There and Back Again

It was cold that day. I stepped off the train and said to myself, “Here we go again.” While I spent most of my time in Sasebo, I frequently found myself having to travel to Yokosuka to augment the hospital with my optometric services. I walked down Blue Street as tiny snowflakes blasted my glasses and clouded my vision; I didn’t know it got that cold in Japan.
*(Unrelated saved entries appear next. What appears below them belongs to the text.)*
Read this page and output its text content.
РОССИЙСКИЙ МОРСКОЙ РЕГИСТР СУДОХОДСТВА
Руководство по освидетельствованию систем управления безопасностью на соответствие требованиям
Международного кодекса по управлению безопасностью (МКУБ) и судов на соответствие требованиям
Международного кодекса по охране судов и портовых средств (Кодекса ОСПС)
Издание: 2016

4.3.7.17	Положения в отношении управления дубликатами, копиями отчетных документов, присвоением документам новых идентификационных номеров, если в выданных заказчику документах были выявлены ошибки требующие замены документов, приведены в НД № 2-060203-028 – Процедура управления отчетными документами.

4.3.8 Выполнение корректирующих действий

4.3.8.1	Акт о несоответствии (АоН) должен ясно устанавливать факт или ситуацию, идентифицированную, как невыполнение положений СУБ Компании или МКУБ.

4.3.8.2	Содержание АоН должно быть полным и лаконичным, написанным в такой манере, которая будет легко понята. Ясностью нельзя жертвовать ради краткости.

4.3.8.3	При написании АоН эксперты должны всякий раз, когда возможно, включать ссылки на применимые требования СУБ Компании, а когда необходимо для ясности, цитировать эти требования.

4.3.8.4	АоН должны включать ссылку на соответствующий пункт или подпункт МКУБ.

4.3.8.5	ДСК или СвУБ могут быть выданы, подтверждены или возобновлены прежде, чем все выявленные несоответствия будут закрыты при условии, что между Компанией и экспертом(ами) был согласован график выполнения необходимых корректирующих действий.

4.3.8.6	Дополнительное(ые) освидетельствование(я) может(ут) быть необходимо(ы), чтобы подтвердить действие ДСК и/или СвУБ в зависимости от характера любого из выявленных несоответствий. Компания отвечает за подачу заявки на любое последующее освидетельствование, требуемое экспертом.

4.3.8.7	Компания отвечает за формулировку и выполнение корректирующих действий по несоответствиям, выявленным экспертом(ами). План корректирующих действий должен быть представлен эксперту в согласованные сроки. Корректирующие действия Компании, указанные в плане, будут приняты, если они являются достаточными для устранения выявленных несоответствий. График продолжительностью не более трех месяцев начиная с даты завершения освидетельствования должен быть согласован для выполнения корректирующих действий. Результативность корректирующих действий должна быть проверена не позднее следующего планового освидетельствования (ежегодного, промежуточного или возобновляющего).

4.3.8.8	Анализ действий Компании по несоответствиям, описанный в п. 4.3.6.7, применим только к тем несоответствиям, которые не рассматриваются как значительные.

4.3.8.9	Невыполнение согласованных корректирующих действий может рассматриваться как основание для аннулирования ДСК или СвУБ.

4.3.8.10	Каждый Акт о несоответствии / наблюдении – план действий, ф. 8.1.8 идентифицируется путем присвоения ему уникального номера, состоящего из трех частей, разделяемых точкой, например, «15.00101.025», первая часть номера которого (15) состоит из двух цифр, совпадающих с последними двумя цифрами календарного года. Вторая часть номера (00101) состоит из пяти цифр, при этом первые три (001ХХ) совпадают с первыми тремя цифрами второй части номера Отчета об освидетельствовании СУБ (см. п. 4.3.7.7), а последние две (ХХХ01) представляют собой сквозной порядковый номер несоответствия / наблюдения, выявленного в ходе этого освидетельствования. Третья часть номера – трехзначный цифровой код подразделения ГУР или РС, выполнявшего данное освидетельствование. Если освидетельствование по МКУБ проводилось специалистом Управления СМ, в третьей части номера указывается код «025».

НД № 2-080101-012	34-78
It was at least a forty -minute walk before I would reach the hotel and check into my room but it would all be worth it soon enough. I was looking forward to the grand prize at the end of the journey which was a Chile’s right next to the hotel I was staying at. I kept telling myself I was one step closer to some hot buffalo wings and fries. When I finally reached the Inn, I took a hot shower, put on some clothes and rushed over to Chiles for my reward only to find out that it was closed for renovation. I traveled over eight hours looking forward to eating Chile’s only to be denied by some construction work. Disappointment was the only word that came to mind while I sat on my couch eating a bag of beef jerky as a consolation prize.

My stints in Yokosuka were generally about two to three weeks and I would go every one or two months. While the free ride to Tokyo was appreciated, the constant traveling and inability to get settled in at home in Sasebo was both physically and mentally taxing. I always felt bad having to go to Yokosuka because all my patients down in Sasebo would have to wait before they could be seen since I was the only optometrist down there.

Not only did it make me feel guilty, it made me salty.

I spent the majority of my time in Yokosuka alone which gave me a lot of time to reflect. I thought I was doing a good thing by going up there to help out, but every time I got back to Sasebo, I seemed to be greeted by angry patients who were upset they had to “wait two weeks to be seen because [I was] on leave.” Not only did it make me feel guilty, it made me salty. Why were these people getting mad having to wait two weeks to be seen while I’m working hard to make sure these other people didn’t have to wait four weeks to be seen? This might have been the beginning of the end for my desire to remain an optometrist.

Disclaimer: Some, most, or even all of this story may be completely fabricated. The only truth is Paul Pierce.